2 Sastra cerpen dan puisi juga senantiasa mewarnai wacana budaya dan budaya wacana
Indonesia dari masa ke masa. Hal yang menarik dari pembahasaan penelitian ini ketika hubungan antara budaya yang dihadirkan oleh pengarang dan sastra Indonesia di media,
khususnya Bali Post membuka pandangan bahwa kehadiran sastra populer membawa perhatian, perspektik, dan worldview manusia Indonesia untuk menentukan kebudayaannya
sendiri. Cerpen pop dan puisi yang terbit di koran seperti Bali Post merupakan bagian dari
kebudayaan massa, tentu memiliki hak hidup yang menunjang kebudayaan masyarakat. Namun, perlu diingat bahwa ada perbedaan penting antara pers populer dan pers
“berkualitas”. Menurut Colin dalam Storey, 2010: 94 perbedaan itu terletak pada pengerahan oleh pers populer “yang personal” sebagai kerangka kerja yang bersifat
menjelaskan. Dalam sebuah analisis tentang nilai berita, ditemukan kisah-kisah pers populer dan pers “berkualitas” itu sama, keduanya senantiasa diperlakukan secara berbeda. Pers
“berkualitas” menghadirkan sebuah gambaran dunia yang terfragmentasi membangun keutuhan dan totalitas merupakan tugas pembaca. Sebaliknya, pers populer menanamkan
sebentuk kelangsungan mediasi dan totalitas dalam penangannya atas isu-isu publik. Secara khusus, penjelasan yang bersifat langsung ini dicapai dengan cara menukik pada pengalaman
personal. Gagasan populer tentang sesuatu yang personal menjadi kerangka penjelas yang di dalamnya tatanan sosial dihadirkan secara gamblang.

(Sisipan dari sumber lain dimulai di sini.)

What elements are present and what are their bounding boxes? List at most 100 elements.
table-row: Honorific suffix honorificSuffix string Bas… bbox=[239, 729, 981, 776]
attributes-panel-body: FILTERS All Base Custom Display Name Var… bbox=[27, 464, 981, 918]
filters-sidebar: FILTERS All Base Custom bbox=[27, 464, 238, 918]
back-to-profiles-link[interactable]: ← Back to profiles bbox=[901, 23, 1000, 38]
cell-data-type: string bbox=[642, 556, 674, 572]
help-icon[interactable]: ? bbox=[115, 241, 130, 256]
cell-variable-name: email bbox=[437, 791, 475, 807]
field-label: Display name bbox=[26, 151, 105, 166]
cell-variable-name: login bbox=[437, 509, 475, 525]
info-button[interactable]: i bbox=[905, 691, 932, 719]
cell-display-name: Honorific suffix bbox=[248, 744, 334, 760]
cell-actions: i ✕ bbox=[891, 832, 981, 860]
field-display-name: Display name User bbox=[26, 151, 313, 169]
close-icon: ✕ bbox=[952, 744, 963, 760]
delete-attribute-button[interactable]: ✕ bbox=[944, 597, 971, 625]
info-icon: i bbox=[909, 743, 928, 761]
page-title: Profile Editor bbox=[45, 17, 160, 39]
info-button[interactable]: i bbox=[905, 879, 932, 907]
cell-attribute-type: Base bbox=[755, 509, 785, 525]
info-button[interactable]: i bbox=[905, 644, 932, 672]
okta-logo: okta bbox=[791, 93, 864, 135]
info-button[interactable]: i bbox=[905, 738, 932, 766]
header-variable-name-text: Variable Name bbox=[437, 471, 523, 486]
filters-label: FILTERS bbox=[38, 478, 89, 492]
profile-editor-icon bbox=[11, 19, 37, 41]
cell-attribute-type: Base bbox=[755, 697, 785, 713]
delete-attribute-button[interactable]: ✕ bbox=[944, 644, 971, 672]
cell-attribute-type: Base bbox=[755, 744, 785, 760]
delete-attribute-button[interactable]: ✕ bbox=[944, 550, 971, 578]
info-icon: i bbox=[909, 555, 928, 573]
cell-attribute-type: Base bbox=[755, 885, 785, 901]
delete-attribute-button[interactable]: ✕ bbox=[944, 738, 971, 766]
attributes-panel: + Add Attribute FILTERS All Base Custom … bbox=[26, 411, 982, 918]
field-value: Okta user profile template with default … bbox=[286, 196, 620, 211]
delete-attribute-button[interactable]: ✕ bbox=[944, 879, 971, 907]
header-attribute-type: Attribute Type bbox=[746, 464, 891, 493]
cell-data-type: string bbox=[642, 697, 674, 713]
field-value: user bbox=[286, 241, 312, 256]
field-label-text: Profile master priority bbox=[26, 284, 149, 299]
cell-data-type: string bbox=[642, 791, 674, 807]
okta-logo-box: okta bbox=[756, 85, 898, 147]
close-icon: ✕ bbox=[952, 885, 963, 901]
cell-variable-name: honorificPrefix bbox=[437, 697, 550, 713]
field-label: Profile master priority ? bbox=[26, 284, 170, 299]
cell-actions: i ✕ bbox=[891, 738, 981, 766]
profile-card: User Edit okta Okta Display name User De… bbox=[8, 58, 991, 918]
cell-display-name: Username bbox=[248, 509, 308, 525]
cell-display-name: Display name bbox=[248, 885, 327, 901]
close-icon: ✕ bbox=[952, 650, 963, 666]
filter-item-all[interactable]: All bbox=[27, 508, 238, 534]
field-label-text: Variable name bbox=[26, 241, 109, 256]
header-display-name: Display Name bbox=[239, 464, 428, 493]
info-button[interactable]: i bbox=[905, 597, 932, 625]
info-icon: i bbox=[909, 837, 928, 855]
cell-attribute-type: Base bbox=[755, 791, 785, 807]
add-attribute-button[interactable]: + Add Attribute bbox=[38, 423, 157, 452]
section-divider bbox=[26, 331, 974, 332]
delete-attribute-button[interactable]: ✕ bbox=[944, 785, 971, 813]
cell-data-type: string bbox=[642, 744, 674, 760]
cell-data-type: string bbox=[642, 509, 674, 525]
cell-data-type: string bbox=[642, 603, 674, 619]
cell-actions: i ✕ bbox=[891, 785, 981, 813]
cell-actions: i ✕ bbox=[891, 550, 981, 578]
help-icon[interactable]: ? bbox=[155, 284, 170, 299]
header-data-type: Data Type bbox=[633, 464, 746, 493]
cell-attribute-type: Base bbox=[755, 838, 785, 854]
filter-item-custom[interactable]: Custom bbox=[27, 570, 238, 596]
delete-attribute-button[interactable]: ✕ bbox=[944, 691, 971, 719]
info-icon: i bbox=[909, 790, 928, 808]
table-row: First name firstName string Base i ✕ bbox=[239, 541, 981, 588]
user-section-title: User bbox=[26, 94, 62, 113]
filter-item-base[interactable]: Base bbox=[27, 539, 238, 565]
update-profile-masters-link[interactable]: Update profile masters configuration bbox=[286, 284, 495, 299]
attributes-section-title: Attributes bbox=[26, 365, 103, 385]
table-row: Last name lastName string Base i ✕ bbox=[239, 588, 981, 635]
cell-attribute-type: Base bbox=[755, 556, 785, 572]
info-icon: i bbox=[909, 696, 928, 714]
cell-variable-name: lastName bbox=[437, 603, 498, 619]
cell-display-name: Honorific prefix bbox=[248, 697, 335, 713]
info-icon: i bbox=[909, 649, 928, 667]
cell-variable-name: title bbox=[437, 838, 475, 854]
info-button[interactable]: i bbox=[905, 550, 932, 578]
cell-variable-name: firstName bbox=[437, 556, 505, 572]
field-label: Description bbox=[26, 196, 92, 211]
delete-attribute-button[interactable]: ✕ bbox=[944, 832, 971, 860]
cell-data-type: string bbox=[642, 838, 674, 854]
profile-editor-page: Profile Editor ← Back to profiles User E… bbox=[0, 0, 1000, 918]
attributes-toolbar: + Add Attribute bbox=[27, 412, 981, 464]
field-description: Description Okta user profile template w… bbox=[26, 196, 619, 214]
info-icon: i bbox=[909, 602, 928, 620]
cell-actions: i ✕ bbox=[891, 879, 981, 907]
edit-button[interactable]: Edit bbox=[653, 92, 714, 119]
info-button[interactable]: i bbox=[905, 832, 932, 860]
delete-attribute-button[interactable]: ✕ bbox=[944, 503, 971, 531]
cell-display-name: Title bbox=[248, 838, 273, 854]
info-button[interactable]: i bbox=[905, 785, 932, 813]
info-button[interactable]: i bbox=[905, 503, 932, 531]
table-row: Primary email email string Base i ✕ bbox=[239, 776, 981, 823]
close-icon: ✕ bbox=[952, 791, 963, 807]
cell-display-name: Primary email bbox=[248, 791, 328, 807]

Tentu pendapat Colin menjadi dasar analisis cerpen dan puisi dalam media Bali Post sehingga terjawab permasalahan mengenai budaya massa sebagai hasil komunikasi budaya,
konstruksi budaya melalui media massa, sastra koran dengan melihat gaya bahasa cerpen dan puisi, dan peran media massa—Bali Post—terhadap perkembangan sastra Indonesia di Bali.
Fenomena tersebut menunjukkan bahwa peran media massa terhadap tumbuh kembang sastra di Bali memiliki kebertahanan yang cukup kuat.